When using PlayOneShot() with the 3D Audio Plugin, the Audio Source you're calling PlayOneShot() on needs to be assigned an AudioClip (any AudioClip) that is either a sound object (mono sound) or Ambisonic soundfield (an AudioClip that has the "Ambisonic" checkbox checked and is encoded in the Ambisonic format that Unity expects).

Such an Audio Source will now PlayOneShot() as usual for either sound objects or soundfields (depending on which kind of AudioClip was assigned).

This is necessary because PlayOneShot() doesn't alter the AudioSource::AudioClip property like all the rest of Unity's "play sound" APIs, so this "dummy AudioClip" tells the 3D Audio Plugin what kind of voice (sound object or soundfield) it should allocate for the Audio Source when PlayOneShot() tells it to play.

I'm getting some audible dropouts (or glitches) on a Qualcomm Snapdragon Processor when playing many sound objects.
Offloading reverb from the CPU saves battery but takes longer to process audio information.

If you prefer to play more sound objects at the cost of consuming more battery, then navigate to GameObject->Audio->Q3DAudioGlobalSettings in the Unity Editor to create a Q3DAudioGlobalSettings object in your scene. (After this scene is loaded, this object will remain resident until the game is shut down, even if this scene is unloaded).

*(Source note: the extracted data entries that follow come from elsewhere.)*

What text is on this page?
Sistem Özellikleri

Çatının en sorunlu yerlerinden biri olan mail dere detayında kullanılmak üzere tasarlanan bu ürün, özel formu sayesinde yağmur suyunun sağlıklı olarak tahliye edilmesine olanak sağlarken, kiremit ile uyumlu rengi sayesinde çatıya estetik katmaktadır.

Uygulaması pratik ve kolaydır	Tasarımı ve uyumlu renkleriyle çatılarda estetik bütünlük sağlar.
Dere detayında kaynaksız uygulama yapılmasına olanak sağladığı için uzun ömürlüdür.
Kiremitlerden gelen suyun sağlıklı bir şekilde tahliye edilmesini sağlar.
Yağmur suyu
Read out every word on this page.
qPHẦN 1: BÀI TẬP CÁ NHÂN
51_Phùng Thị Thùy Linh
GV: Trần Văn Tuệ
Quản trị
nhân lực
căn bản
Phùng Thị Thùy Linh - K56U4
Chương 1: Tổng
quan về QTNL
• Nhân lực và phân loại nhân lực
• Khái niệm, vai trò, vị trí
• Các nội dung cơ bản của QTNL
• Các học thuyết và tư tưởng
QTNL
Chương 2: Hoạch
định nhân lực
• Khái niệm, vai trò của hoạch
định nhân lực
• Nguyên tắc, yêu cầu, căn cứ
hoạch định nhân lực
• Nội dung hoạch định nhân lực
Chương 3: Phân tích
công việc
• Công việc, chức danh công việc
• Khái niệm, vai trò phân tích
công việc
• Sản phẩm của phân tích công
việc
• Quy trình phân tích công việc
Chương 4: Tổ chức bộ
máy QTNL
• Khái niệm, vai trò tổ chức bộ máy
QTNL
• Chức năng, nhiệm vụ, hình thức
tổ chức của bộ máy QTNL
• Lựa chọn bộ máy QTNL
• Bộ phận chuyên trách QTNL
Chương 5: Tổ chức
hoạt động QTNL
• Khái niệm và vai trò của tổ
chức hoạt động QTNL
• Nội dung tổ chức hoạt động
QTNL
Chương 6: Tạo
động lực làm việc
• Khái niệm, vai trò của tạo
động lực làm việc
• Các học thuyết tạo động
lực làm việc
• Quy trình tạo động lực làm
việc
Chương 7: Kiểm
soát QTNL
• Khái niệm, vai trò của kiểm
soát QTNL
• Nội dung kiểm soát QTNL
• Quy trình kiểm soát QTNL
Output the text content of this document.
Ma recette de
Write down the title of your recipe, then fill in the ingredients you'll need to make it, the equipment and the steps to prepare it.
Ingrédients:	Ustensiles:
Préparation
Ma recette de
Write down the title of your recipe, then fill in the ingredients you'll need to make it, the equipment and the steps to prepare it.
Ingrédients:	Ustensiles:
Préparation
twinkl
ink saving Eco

Now set "1st Choice Reverb Processor" and "2nd Choice Reverb Processor" to "ARM_CPU." Currently this is a global setting that can't be changed at runtime.

Something else is not working as expected. How can I debug it?
In the Unity Editor, navigate to GameObject->Audio->Q3DAudioGlobalSettings to create a Q3DAudioGlobalSettings object in your scene. (After this scene is loaded, this object will remain resident until the game is shut down, even if this scene is unloaded).

Debug logging can be switched on and off per-platform by toggling the appropriate check boxes.

The 3D Audio Plugin does this by copying "inactive libraries" over the "active libraries" Unity uses to build your game.

Note: The Win64 platform has separate options for C# and C++ debugging. C# debugging can be toggled like the others, but the C++ side requires the user to manually copy the appropriate "inactive library" over the active library while the Editor is closed (Windows prevents this copy while the Editor is open).

When logging is enabled, the 3D Audio Plugin emits log messages prefixed with "q3d_audio".

Asserts are also enabled along with logging and will log further information when they trigger.